Né poteva dimenticare Suor Clarice l'illustre pittor G.B. Rubens Santoro al quale dedicò un simpatico "Scherzo".
Poesia varia dunque, questa di Clarice, varia per argomenti -anche se il religioso domina quasi tutti i suoi versi- vari per stile, e per rime; essa testimonia la maturità artistica della giovane autrice che, attingendo alle proprie sofferte esperienze di vita ed alla serenità del suo cuore di Suora, ha trovato la forza interiore per compiere la sua fatica poetica; poesia semplice e profonda nel contempo, sottile e corposa, sfuggente e concreta, a volta breve ma ben definita, sacra ma non bigotta. Si legge nei versi di Suor Clarice, il perché interiore dell'anima, vi si scorgono le immagini che il cuore a volte è costretto a comprimere, vi si specchiano cieli azzurri di amore, di fede e di speranza.
La "Ghirlandella d?Odicine sacre" ci appare come una finestra aperta su di un paesaggio sereno attravero la quale giungono a noi gli effluvi di un'aria nuova che ci riporta i veri valori della vita a quell'importante funzione di stimolo così necessaria per la costruzione di una comunità sociale migliore.

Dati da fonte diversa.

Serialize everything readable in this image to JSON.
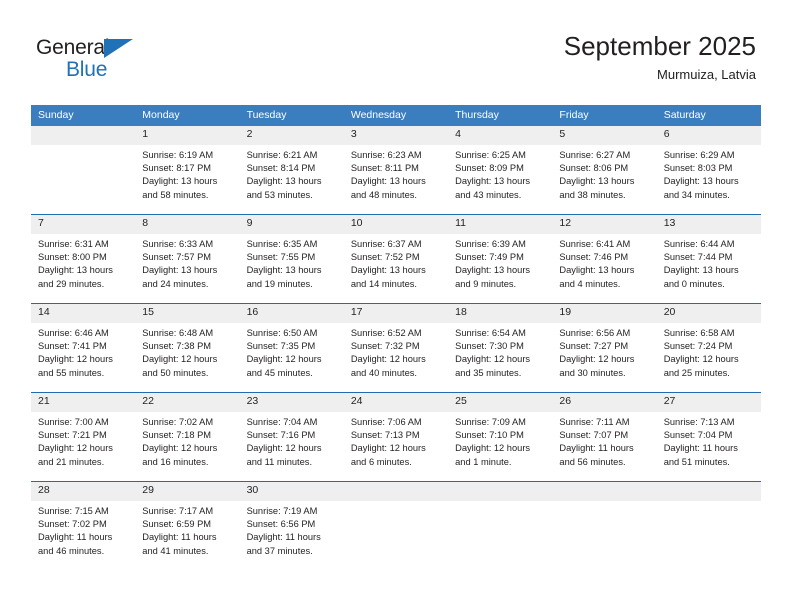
{
  "brand": {
    "name_part1": "General",
    "name_part2": "Blue",
    "accent_color": "#1f72b8"
  },
  "header": {
    "title": "September 2025",
    "subtitle": "Murmuiza, Latvia"
  },
  "theme": {
    "header_row_color": "#3b7ebf",
    "week_separator_color": "#1f6cb0",
    "daynum_band_color": "#efefef",
    "text_color": "#231f20"
  },
  "calendar": {
    "weekday_headers": [
      "Sunday",
      "Monday",
      "Tuesday",
      "Wednesday",
      "Thursday",
      "Friday",
      "Saturday"
    ],
    "weeks": [
      [
        {
          "day": "",
          "sunrise": "",
          "sunset": "",
          "daylight_line1": "",
          "daylight_line2": ""
        },
        {
          "day": "1",
          "sunrise": "Sunrise: 6:19 AM",
          "sunset": "Sunset: 8:17 PM",
          "daylight_line1": "Daylight: 13 hours",
          "daylight_line2": "and 58 minutes."
        },
        {
          "day": "2",
          "sunrise": "Sunrise: 6:21 AM",
          "sunset": "Sunset: 8:14 PM",
          "daylight_line1": "Daylight: 13 hours",
          "daylight_line2": "and 53 minutes."
        },
        {
          "day": "3",
          "sunrise": "Sunrise: 6:23 AM",
          "sunset": "Sunset: 8:11 PM",
          "daylight_line1": "Daylight: 13 hours",
          "daylight_line2": "and 48 minutes."
        },
        {
          "day": "4",
          "sunrise": "Sunrise: 6:25 AM",
          "sunset": "Sunset: 8:09 PM",
          "daylight_line1": "Daylight: 13 hours",
          "daylight_line2": "and 43 minutes."
        },
        {
          "day": "5",
          "sunrise": "Sunrise: 6:27 AM",
          "sunset": "Sunset: 8:06 PM",
          "daylight_line1": "Daylight: 13 hours",
          "daylight_line2": "and 38 minutes."
        },
        {
          "day": "6",
          "sunrise": "Sunrise: 6:29 AM",
          "sunset": "Sunset: 8:03 PM",
          "daylight_line1": "Daylight: 13 hours",
          "daylight_line2": "and 34 minutes."
        }
      ],
      [
        {
          "day": "7",
          "sunrise": "Sunrise: 6:31 AM",
          "sunset": "Sunset: 8:00 PM",
          "daylight_line1": "Daylight: 13 hours",
          "daylight_line2": "and 29 minutes."
        },
        {
          "day": "8",
          "sunrise": "Sunrise: 6:33 AM",
          "sunset": "Sunset: 7:57 PM",
          "daylight_line1": "Daylight: 13 hours",
          "daylight_line2": "and 24 minutes."
        },
        {
          "day": "9",
          "sunrise": "Sunrise: 6:35 AM",
          "sunset": "Sunset: 7:55 PM",
          "daylight_line1": "Daylight: 13 hours",
          "daylight_line2": "and 19 minutes."
        },
        {
          "day": "10",
          "sunrise": "Sunrise: 6:37 AM",
          "sunset": "Sunset: 7:52 PM",
          "daylight_line1": "Daylight: 13 hours",
          "daylight_line2": "and 14 minutes."
        },
        {
          "day": "11",
          "sunrise": "Sunrise: 6:39 AM",
          "sunset": "Sunset: 7:49 PM",
          "daylight_line1": "Daylight: 13 hours",
          "daylight_line2": "and 9 minutes."
        },
        {
          "day": "12",
          "sunrise": "Sunrise: 6:41 AM",
          "sunset": "Sunset: 7:46 PM",
          "daylight_line1": "Daylight: 13 hours",
          "daylight_line2": "and 4 minutes."
        },
        {
          "day": "13",
          "sunrise": "Sunrise: 6:44 AM",
          "sunset": "Sunset: 7:44 PM",
          "daylight_line1": "Daylight: 13 hours",
          "daylight_line2": "and 0 minutes."
        }
      ],
      [
        {
          "day": "14",
          "sunrise": "Sunrise: 6:46 AM",
          "sunset": "Sunset: 7:41 PM",
          "daylight_line1": "Daylight: 12 hours",
          "daylight_line2": "and 55 minutes."
        },
        {
          "day": "15",
          "sunrise": "Sunrise: 6:48 AM",
          "sunset": "Sunset: 7:38 PM",
          "daylight_line1": "Daylight: 12 hours",
          "daylight_line2": "and 50 minutes."
        },
        {
          "day": "16",
          "sunrise": "Sunrise: 6:50 AM",
          "sunset": "Sunset: 7:35 PM",
          "daylight_line1": "Daylight: 12 hours",
          "daylight_line2": "and 45 minutes."
        },
        {
          "day": "17",
          "sunrise": "Sunrise: 6:52 AM",
          "sunset": "Sunset: 7:32 PM",
          "daylight_line1": "Daylight: 12 hours",
          "daylight_line2": "and 40 minutes."
        },
        {
          "day": "18",
          "sunrise": "Sunrise: 6:54 AM",
          "sunset": "Sunset: 7:30 PM",
          "daylight_line1": "Daylight: 12 hours",
          "daylight_line2": "and 35 minutes."
        },
        {
          "day": "19",
          "sunrise": "Sunrise: 6:56 AM",
          "sunset": "Sunset: 7:27 PM",
          "daylight_line1": "Daylight: 12 hours",
          "daylight_line2": "and 30 minutes."
        },
        {
          "day": "20",
          "sunrise": "Sunrise: 6:58 AM",
          "sunset": "Sunset: 7:24 PM",
          "daylight_line1": "Daylight: 12 hours",
          "daylight_line2": "and 25 minutes."
        }
      ],
      [
        {
          "day": "21",
          "sunrise": "Sunrise: 7:00 AM",
          "sunset": "Sunset: 7:21 PM",
          "daylight_line1": "Daylight: 12 hours",
          "daylight_line2": "and 21 minutes."
        },
        {
          "day": "22",
          "sunrise": "Sunrise: 7:02 AM",
          "sunset": "Sunset: 7:18 PM",
          "daylight_line1": "Daylight: 12 hours",
          "daylight_line2": "and 16 minutes."
        },
        {
          "day": "23",
          "sunrise": "Sunrise: 7:04 AM",
          "sunset": "Sunset: 7:16 PM",
          "daylight_line1": "Daylight: 12 hours",
          "daylight_line2": "and 11 minutes."
        },
        {
          "day": "24",
          "sunrise": "Sunrise: 7:06 AM",
          "sunset": "Sunset: 7:13 PM",
          "daylight_line1": "Daylight: 12 hours",
          "daylight_line2": "and 6 minutes."
        },
        {
          "day": "25",
          "sunrise": "Sunrise: 7:09 AM",
          "sunset": "Sunset: 7:10 PM",
          "daylight_line1": "Daylight: 12 hours",
          "daylight_line2": "and 1 minute."
        },
        {
          "day": "26",
          "sunrise": "Sunrise: 7:11 AM",
          "sunset": "Sunset: 7:07 PM",
          "daylight_line1": "Daylight: 11 hours",
          "daylight_line2": "and 56 minutes."
        },
        {
          "day": "27",
          "sunrise": "Sunrise: 7:13 AM",
          "sunset": "Sunset: 7:04 PM",
          "daylight_line1": "Daylight: 11 hours",
          "daylight_line2": "and 51 minutes."
        }
      ],
      [
        {
          "day": "28",
          "sunrise": "Sunrise: 7:15 AM",
          "sunset": "Sunset: 7:02 PM",
          "daylight_line1": "Daylight: 11 hours",
          "daylight_line2": "and 46 minutes."
        },
        {
          "day": "29",
          "sunrise": "Sunrise: 7:17 AM",
          "sunset": "Sunset: 6:59 PM",
          "daylight_line1": "Daylight: 11 hours",
          "daylight_line2": "and 41 minutes."
        },
        {
          "day": "30",
          "sunrise": "Sunrise: 7:19 AM",
          "sunset": "Sunset: 6:56 PM",
          "daylight_line1": "Daylight: 11 hours",
          "daylight_line2": "and 37 minutes."
        },
        {
          "day": "",
          "sunrise": "",
          "sunset": "",
          "daylight_line1": "",
          "daylight_line2": ""
        },
        {
          "day": "",
          "sunrise": "",
          "sunset": "",
          "daylight_line1": "",
          "daylight_line2": ""
        },
        {
          "day": "",
          "sunrise": "",
          "sunset": "",
          "daylight_line1": "",
          "daylight_line2": ""
        },
        {
          "day": "",
          "sunrise": "",
          "sunset": "",
          "daylight_line1": "",
          "daylight_line2": ""
        }
      ]
    ]
  }
}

È intimistica la poesia di Suor Clarice, ma non si chiude in se stessa. Basta leggere certi versi per cogliere elementi di umanità e di trasparenza dove la disponibilità è nel pensiero e nella parola registrata nel momento di proiezione verso il cielo; è un inno agli affetti terreni e celesti, un inno in cui umanità e fede s?intrecciano e ci danno la trama della vita.
È un mesaggio semplice e pulito, è un dono di serenità. È che siamo ormai lontani dalla semplicità e certamente per questo viviamo in una stato di inquietudine. Leggere la raccolta di poesie di Suor Clarice Selvaggi è un ritorno ad un modo di essere e di sentire a cui tutti aneliamo anche se non abbiamo la coerenza di dirlo. Quel "fanciullino" di cui parlava il Pascoli, c?è in tutti noi. Un messaggio pulito ci ha lasciato la nostra poetessa, un invito ad essere semplici per ritrovare noi stessi.

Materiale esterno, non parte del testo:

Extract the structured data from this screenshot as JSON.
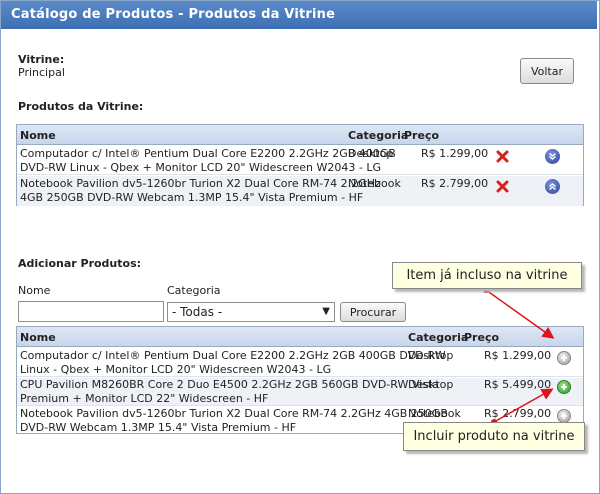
{
  "header": {
    "title": "Catálogo de Produtos - Produtos da Vitrine"
  },
  "vitrine": {
    "label": "Vitrine:",
    "value": "Principal",
    "back_label": "Voltar"
  },
  "vitrine_products": {
    "heading": "Produtos da Vitrine:",
    "columns": {
      "name": "Nome",
      "category": "Categoria",
      "price": "Preço"
    },
    "rows": [
      {
        "name_line1": "Computador c/ Intel® Pentium Dual Core E2200 2.2GHz 2GB 400GB",
        "name_line2": "DVD-RW Linux - Qbex + Monitor LCD 20\" Widescreen W2043 - LG",
        "category": "Desktop",
        "price": "R$ 1.299,00",
        "move_icon": "chevron-down-icon"
      },
      {
        "name_line1": "Notebook Pavilion dv5-1260br Turion X2 Dual Core RM-74 2.2GHz",
        "name_line2": "4GB 250GB DVD-RW Webcam 1.3MP 15.4\" Vista Premium - HF",
        "category": "Notebook",
        "price": "R$ 2.799,00",
        "move_icon": "chevron-up-icon"
      }
    ]
  },
  "add_products": {
    "heading": "Adicionar Produtos:",
    "name_label": "Nome",
    "name_value": "",
    "category_label": "Categoria",
    "category_selected": "- Todas -",
    "search_label": "Procurar",
    "columns": {
      "name": "Nome",
      "category": "Categoria",
      "price": "Preço"
    },
    "rows": [
      {
        "name_line1": "Computador c/ Intel® Pentium Dual Core E2200 2.2GHz 2GB 400GB DVD-RW",
        "name_line2": "Linux - Qbex + Monitor LCD 20\" Widescreen W2043 - LG",
        "category": "Desktop",
        "price": "R$ 1.299,00",
        "status": "included"
      },
      {
        "name_line1": "CPU Pavilion M8260BR Core 2 Duo E4500 2.2GHz 2GB 560GB DVD-RW Vista",
        "name_line2": "Premium + Monitor LCD 22\" Widescreen - HF",
        "category": "Desktop",
        "price": "R$ 5.499,00",
        "status": "add"
      },
      {
        "name_line1": "Notebook Pavilion dv5-1260br Turion X2 Dual Core RM-74 2.2GHz 4GB 250GB",
        "name_line2": "DVD-RW Webcam 1.3MP 15.4\" Vista Premium - HF",
        "category": "Notebook",
        "price": "R$ 2.799,00",
        "status": "add"
      }
    ]
  },
  "callouts": {
    "included": "Item já incluso na vitrine",
    "add": "Incluir produto na vitrine"
  },
  "colors": {
    "title_bar": "#3d6fb3",
    "callout_bg": "#ffffe1",
    "arrow": "#e0141e",
    "delete": "#d81e1e"
  }
}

Sottile interprete dei propri sentimenti, ella ha il pregio di aver saputo tradurre l'inconscio interiore e di averlo saputo rendere con una ricchezza di contenuti, in cui sentimenti e sostanza si realizzano, in dimensione umana.

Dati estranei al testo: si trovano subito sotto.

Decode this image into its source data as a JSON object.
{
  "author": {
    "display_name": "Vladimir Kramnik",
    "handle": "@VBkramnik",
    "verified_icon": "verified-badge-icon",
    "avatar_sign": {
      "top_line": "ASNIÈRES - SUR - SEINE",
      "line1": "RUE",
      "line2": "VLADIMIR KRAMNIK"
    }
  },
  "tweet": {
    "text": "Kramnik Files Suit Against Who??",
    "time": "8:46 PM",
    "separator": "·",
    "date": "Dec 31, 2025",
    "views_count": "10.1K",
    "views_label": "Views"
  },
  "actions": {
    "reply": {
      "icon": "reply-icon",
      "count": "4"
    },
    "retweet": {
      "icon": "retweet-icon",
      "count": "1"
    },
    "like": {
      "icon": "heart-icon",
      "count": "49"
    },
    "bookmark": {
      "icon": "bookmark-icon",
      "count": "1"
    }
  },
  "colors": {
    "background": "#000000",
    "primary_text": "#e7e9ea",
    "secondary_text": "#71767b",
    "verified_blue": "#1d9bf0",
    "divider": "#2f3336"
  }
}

"La Ghirlandella d?Odicine Sacre" è testimonianza dunque, dell'intimo convincimento dell'autrice che, come già detto, attingendo dalla realtà quotidiana delle proprie esperienze di adolescente e di suora, è giunta alla vera e prima dimensione, quella dell'anima che ha trovato la sua forza espressiva, attraverso lo spirito, nella forma poetica.
Per concludere, la poesia di Suor Clarice è senso arcano, desiderio di fanciulla, sogno di giovinetta, messaggio futuro.
È una voce che ci aiuta a vedere meglio in noi, nel nostro essere, nella vita; è una voce che, saputa ascoltare, ci dà certezze vere. Anche per questo dobbiamo esserle grati.